If one of us has a criticism of a section or doesn’t feel comfortable, we listen to what we both have to say and spend time working through it. We don’t really “fight” so much, but we do have disagreements. However, we feel that’s an important part of the creative process, and the effort that we use in communication often leads to solutions that make the entire book better. We encourage each other to give feedback as well as to listen to feedback. In our case, it helps that we are usually on the same page, but the honest and respectful back and forth makes the books better.

In practice, we wrote The Charming Tales by having an outline which we both accepted, agreeing that one of us would write the chapters primarily featuring Will Pickett and the other would write the chapters primarily featuring Charming. We wrote the book in chronological order, and once one of us finished a chapter, the other one would read through and creatively edit that chapter, embellishing or changing scenes and characters. What resulted was a writing style that belonged to neither John nor myself, but was completely Jack Heckel. As an interesting aside, we asked some of our beta readers who they thought wrote the original draft of each chapter, and the majority of them guessed the wrong person.

After the book was complete, we both read through the entire manuscript and discussed larger scale edits and changes. The final published version, which is found in A Fairy-tale Ending, doesn’t bear much of a resemblance to the original outline. Honestly, it was much better than that outline.

One of the fun things that happened was that at times, one of us wouldn’t be able to write a chapter or finish a chapter due to life events or writer’s block. When that happened, our co-author could take over. Knowing that someone else is there to help you stay on pace when you can’t write does wonders for reducing deadline stress.

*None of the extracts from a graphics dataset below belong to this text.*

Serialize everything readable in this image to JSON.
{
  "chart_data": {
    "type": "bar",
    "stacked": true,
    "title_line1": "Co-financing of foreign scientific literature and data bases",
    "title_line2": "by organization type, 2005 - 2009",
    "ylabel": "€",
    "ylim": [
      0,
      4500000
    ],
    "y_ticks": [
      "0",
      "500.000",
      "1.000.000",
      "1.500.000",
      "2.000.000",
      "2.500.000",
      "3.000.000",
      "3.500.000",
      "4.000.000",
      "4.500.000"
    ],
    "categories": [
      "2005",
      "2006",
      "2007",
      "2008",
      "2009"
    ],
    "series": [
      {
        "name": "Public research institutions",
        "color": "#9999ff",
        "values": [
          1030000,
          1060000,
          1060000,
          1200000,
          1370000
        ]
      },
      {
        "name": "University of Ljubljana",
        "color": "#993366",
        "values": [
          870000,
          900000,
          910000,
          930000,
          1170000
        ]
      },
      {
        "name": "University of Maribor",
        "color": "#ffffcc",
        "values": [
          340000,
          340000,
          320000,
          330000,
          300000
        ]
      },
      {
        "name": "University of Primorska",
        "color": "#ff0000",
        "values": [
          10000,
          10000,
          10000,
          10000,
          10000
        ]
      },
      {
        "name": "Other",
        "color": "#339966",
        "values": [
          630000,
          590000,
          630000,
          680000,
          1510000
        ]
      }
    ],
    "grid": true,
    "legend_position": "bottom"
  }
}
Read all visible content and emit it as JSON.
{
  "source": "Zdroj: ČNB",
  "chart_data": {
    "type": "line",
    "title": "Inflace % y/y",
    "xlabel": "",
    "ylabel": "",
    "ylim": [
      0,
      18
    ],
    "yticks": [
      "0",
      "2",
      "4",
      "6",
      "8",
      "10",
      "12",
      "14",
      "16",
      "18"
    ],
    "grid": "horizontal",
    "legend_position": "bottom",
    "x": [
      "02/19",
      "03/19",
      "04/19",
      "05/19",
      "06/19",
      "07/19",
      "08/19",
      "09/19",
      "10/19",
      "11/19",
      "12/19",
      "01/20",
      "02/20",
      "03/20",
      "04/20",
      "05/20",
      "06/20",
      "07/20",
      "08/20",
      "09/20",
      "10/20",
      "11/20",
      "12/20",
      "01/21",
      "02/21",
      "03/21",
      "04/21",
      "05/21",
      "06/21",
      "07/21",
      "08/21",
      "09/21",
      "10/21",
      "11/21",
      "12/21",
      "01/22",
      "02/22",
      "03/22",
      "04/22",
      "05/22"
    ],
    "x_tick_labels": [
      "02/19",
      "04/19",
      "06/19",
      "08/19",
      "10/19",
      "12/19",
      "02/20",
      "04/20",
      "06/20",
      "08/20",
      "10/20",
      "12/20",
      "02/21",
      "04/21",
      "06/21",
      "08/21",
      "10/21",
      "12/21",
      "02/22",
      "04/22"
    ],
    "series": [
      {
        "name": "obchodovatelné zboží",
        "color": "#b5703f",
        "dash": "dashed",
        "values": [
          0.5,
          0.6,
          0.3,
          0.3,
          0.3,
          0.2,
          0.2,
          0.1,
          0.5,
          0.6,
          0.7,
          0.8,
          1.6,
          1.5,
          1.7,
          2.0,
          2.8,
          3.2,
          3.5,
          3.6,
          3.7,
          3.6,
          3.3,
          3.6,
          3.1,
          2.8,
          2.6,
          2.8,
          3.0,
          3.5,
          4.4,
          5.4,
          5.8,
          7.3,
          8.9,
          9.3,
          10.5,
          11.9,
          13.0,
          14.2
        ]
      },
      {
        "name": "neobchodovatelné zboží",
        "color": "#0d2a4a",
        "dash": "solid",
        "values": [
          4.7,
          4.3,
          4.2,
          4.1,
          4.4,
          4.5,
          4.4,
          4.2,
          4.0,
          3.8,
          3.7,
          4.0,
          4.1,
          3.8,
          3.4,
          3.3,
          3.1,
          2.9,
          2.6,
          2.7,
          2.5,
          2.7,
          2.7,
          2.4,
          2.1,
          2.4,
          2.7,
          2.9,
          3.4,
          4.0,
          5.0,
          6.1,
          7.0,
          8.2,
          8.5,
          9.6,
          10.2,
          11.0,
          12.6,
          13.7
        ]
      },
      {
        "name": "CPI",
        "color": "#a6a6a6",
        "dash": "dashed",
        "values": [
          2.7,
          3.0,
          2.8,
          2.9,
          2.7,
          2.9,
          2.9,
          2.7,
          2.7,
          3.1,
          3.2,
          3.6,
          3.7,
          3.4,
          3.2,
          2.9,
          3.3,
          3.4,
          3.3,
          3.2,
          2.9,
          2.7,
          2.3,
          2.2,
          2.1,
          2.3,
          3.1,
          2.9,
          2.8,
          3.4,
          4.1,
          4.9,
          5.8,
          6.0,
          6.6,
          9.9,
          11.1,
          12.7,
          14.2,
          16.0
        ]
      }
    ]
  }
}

When we ran into a problem plot point, we would call each other and ask for help. Those discussions often led to our favorite co-author experiences, where we would bounce ideas off of each other, only to find them leading to better and better ideas. This synergy of ideas is fantastic, and it would often change future chapters and even the direction of the book.

When we worked on The Dark Lord, we started with the same plan of having an outline, but it wasn’t as easily divided since the book had a single narrator, Avery Stewart. We divided some of the early chapters, but we ran into difficulties where we both weren’t available, so one of us started writing the entire book. The other person followed and rewrote/heavily edited those chapters, and at the end, there was some editing and touching things up. It wasn’t what we intended, but it worked.

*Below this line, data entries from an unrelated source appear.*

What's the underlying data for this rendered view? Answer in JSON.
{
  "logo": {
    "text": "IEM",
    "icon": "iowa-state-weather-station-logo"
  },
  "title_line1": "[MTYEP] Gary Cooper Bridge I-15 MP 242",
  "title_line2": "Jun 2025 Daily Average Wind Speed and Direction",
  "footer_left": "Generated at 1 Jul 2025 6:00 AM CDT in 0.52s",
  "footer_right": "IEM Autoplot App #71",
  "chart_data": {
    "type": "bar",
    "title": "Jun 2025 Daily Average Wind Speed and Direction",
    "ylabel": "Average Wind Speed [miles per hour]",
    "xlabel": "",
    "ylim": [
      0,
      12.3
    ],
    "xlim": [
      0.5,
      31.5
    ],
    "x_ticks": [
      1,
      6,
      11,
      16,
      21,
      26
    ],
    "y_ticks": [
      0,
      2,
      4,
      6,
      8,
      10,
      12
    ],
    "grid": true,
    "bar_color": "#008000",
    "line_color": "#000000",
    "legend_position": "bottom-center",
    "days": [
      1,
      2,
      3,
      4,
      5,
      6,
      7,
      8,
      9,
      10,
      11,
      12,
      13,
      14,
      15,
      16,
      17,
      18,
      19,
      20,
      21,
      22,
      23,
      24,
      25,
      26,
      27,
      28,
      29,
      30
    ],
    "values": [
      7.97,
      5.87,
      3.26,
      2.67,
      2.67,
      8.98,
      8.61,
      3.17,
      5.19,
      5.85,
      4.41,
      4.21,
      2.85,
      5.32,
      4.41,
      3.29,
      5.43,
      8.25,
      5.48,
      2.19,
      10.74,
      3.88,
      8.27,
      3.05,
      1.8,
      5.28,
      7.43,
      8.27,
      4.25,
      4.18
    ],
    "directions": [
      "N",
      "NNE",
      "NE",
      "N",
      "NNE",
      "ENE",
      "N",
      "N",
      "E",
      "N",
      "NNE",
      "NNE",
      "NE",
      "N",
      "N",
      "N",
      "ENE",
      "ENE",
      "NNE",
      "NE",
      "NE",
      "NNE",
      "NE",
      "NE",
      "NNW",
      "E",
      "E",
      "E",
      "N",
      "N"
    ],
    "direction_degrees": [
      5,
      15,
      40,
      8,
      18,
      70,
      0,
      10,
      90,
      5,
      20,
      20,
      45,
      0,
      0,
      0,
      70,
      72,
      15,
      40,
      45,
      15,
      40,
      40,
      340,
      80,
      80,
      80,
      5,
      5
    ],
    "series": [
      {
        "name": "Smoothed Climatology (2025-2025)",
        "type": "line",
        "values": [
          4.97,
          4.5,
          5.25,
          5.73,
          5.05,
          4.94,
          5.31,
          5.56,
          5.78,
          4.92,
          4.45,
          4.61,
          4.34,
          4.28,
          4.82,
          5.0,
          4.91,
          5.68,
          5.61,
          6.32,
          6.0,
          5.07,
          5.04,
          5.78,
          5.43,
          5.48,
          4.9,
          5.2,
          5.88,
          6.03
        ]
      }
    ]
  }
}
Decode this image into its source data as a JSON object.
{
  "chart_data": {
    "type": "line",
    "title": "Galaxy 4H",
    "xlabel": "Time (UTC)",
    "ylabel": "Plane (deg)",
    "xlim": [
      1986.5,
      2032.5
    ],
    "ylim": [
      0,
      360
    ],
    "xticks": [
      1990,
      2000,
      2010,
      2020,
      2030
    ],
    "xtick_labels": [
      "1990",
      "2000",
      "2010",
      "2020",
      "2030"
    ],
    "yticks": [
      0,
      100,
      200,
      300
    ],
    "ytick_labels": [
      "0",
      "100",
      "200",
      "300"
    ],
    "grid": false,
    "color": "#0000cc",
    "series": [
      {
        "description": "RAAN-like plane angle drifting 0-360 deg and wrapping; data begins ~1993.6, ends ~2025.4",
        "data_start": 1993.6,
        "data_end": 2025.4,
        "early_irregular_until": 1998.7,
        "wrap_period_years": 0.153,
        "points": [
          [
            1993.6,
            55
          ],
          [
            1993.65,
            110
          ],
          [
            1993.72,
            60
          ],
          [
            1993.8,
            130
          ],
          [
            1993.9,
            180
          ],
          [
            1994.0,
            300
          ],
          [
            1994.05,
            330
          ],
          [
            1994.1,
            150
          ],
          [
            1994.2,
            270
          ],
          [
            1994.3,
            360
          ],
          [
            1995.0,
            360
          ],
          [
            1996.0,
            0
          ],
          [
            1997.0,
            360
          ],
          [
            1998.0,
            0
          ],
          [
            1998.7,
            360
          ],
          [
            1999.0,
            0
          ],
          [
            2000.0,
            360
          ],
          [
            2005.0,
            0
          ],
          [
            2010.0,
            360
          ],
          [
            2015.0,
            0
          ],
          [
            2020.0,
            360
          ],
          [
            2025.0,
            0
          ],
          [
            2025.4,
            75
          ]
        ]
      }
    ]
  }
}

When we wrote The Darker Lord, we did it the same way, with one person forging the initial rough draft and the second person breathing life into it, and both of us making sure the final version met Jack Heckel’s standards. By the time we were ready to write The Darkest Lord, we had our method of writing the series.

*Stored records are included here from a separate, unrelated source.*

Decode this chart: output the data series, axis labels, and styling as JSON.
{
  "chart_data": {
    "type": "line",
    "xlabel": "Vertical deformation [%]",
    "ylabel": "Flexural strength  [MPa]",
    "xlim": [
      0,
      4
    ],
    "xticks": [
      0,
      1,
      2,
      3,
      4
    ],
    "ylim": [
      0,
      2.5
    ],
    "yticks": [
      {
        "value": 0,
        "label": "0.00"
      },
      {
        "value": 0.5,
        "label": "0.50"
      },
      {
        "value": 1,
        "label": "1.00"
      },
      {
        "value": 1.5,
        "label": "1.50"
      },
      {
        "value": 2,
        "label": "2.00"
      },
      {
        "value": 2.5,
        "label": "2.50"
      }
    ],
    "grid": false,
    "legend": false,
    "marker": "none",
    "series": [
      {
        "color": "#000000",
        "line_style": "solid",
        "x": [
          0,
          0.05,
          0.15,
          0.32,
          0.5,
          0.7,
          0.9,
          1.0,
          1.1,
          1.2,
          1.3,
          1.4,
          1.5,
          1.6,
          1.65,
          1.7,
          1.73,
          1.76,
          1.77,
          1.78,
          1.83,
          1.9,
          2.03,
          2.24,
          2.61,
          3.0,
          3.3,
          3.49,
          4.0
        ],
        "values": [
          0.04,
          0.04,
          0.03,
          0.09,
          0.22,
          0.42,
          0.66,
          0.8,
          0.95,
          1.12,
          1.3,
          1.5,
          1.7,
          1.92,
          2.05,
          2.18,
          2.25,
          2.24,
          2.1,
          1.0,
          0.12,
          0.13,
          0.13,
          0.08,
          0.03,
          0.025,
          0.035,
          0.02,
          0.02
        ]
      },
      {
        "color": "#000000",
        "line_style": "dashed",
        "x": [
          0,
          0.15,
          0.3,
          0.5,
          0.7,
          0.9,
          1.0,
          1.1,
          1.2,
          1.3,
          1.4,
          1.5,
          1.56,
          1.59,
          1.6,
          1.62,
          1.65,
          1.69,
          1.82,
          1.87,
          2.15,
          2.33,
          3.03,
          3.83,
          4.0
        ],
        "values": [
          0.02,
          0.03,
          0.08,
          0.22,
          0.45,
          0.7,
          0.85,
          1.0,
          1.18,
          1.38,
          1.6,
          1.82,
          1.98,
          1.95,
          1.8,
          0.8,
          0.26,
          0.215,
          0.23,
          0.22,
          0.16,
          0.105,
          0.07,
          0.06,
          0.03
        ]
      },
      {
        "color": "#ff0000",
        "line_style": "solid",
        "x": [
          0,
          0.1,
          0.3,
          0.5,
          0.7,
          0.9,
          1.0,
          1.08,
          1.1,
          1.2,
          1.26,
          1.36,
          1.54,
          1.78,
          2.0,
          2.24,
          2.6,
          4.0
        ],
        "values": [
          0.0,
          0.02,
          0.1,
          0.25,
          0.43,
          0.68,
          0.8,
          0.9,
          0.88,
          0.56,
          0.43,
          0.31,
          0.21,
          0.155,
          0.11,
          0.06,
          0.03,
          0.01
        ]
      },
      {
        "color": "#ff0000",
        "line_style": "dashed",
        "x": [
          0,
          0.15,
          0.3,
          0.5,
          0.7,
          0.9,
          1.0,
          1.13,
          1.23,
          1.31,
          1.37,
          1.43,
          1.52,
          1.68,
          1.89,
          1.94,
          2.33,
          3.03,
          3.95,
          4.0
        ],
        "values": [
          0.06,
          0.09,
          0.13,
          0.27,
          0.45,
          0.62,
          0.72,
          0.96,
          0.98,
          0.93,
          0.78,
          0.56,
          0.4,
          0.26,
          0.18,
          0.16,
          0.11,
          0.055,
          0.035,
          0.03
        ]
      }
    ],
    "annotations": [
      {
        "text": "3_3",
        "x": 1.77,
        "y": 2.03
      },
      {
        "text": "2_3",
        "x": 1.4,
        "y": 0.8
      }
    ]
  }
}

The most important aspects of our partnership are respect, communication, and the mutual ownership. We started writing together because we thought it would be a great way to stay in touch with one of us on the West Coast and the other on the East Coast. It’s been a remarkable experience, and one for which we are both thankful. We have been pleased with the five novels we’ve created, and we are both looking forward to working together for a long time to come.